There are around 5.5 million small-to-medium businesses in the UK, many of them setting out solo as contractors.

If you’ve been thinking about setting yourself up as a contractor, here are a few things you’ll need to consider first.

What to consider before becoming a contractor

The biggest consideration before ditching full-time employment for life as a contractor is a financial one. Are you going to be able to make a living without a guaranteed salary?

It’s always smart to line up some jobs before you do go it alone, as well as make as many contacts as possible in your industry so that you don’t miss out on opportunities for future work.

Becoming a contractor will also lead to an increase in your personal admin. For example, filing tax returns on your earnings and keeping track of your own schedule will have to become second nature.
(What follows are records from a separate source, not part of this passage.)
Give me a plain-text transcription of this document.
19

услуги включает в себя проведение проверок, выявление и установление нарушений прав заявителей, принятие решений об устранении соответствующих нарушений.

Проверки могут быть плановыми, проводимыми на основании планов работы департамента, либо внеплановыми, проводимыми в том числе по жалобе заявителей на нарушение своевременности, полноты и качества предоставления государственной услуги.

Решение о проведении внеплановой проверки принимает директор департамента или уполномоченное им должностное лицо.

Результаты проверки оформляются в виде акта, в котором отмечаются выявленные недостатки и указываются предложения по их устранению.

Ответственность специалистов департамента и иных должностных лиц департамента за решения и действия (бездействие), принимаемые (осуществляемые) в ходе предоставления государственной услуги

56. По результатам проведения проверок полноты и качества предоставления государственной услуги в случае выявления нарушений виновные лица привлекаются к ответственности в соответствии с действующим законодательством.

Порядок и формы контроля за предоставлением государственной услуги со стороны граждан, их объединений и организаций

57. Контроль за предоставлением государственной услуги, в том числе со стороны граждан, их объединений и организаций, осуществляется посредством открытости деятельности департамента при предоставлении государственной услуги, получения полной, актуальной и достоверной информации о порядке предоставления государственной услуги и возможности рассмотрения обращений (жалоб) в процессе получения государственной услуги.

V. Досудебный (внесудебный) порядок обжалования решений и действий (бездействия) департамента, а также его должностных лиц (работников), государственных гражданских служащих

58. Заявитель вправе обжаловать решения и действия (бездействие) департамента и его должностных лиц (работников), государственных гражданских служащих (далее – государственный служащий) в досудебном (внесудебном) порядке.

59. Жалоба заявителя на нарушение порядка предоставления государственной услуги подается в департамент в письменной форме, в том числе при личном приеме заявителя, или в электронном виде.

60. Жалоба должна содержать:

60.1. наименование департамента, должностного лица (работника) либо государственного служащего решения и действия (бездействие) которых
Benefits of becoming a contractor

  • Set your own schedule: It doesn’t get much more flexible than this! You decide your working hours and when you take time off, and your pay won’t be affected because you decide how much a job is worth.
  • Keep profits for yourself: You’ve knuckled down and got the job done so you’ll keep the spoils – minus whatever the taxman is entitled to, of course.
  • Only take on the work you want: If you maintain a steady stream of clients, you’ll be able to cherry-pick the jobs that you want to do the most, or the ones that will pay you the most.

Drawbacks of becoming a contractor

  • No benefits: Company cars. Sick pay. Employment protection. Holiday pay. Dependants leave. Forget the lot of them. If you’re not working, you won’t be earning.
  • Less security: If a client doesn’t like a job you’ve done, they might renege on a contract or demand a refund. This is particularly prevalent in trades. A robust electricians insurance policy will offer you protection if your income is affected, but there’s no substitute for a job well done in the first place.
  • More pressure: Working for yourself is especially taxing mentally – even more so if you are providing for a family. Making sure that you plan properly and build up a solid client base before going it alone can help to ease this stress.